For the second consecutive year, Iran’s economy is expected to shrink as inflation could reach as high as 40 percent, reported Reuters on Monday, citing an International Monetary Fund senior official.
The projection comes amid U.S. sanctions that were lifted under the 2015 nuclear accord, but reimposed in November under the Trump administration, in addition to new economic penalties against Tehran.
“Approaching May 8, which is the one-year anniversary of the U.S. withdrawal from the JCPOA nuclear deal, policy-makers in Washington should be even more cognizant about the duration of time needed for sanctions to work and to drive Iran back to the negotiating table,” Behnam Ben Taleblu, a senior fellow at the Foundation for Defense of Democracies, told JNS.

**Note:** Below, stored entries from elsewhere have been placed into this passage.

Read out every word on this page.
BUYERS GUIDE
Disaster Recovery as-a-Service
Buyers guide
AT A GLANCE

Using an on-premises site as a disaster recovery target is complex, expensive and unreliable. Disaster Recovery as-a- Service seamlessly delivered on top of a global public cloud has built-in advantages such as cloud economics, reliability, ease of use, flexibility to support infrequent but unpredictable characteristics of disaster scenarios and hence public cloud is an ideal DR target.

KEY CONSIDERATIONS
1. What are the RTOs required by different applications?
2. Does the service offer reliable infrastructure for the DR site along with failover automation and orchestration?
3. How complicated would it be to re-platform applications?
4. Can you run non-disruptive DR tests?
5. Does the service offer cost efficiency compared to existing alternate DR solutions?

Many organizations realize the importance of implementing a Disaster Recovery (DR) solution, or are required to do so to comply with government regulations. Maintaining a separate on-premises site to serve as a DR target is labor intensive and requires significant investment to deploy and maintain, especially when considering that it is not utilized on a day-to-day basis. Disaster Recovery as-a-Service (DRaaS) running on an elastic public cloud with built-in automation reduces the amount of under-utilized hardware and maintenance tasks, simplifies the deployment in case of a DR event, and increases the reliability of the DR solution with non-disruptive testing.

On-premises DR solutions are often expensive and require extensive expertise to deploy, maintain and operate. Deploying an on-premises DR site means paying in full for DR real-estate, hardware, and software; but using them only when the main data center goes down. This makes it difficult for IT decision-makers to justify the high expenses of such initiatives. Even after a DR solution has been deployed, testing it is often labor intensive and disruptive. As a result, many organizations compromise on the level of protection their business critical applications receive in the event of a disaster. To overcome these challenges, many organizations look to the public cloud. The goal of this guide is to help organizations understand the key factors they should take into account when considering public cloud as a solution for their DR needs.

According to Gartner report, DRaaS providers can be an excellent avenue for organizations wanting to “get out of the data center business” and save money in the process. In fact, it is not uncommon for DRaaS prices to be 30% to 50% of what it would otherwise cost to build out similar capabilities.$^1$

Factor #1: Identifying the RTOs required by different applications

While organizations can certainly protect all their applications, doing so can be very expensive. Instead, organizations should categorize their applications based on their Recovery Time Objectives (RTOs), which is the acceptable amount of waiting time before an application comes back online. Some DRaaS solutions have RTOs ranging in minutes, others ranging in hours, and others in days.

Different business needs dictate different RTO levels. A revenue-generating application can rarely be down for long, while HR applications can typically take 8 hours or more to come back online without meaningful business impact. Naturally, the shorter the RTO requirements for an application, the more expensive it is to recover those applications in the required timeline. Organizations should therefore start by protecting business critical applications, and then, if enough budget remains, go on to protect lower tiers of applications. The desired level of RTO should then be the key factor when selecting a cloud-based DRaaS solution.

Iran’s economy decreased by 3.9 percent last year, according to the IMF, which predicts it will shrink by 6 percent this year.
“Clearly, the re-imposition of sanctions and the removal of the waivers will have additional negative impact on the Iranian economy both in terms of growth and in terms of inflation, where inflation could reach 40 percent or even more this year,” Jihad Azour, director of the IMF’s Middle East and Central Asia department, told Reuters.
Moreover, the IMF projection comes in the aftermath of the United States announcing last week that it will not extend waivers to countries over importing Iranian oil as part of its goal to exert maximum pressure on Tehran.
Japan, South Korea, Turkey, China and India were among the countries that received exemptions for importing Iranian petroleum after the U.S. sanctions that were reimposed last November.
The other recipients—Greece, Italy and Taiwan—have already ended imports of Iranian oil.
The waivers expire on May 2.
U.S. sanctions against Iran have blocked more than $10 billion in oil revenue to Tehran, said a U.S. official earlier this month, according to Reuters, which reported that the rial, Iran’s currency, lost more than 60 percent in 2018.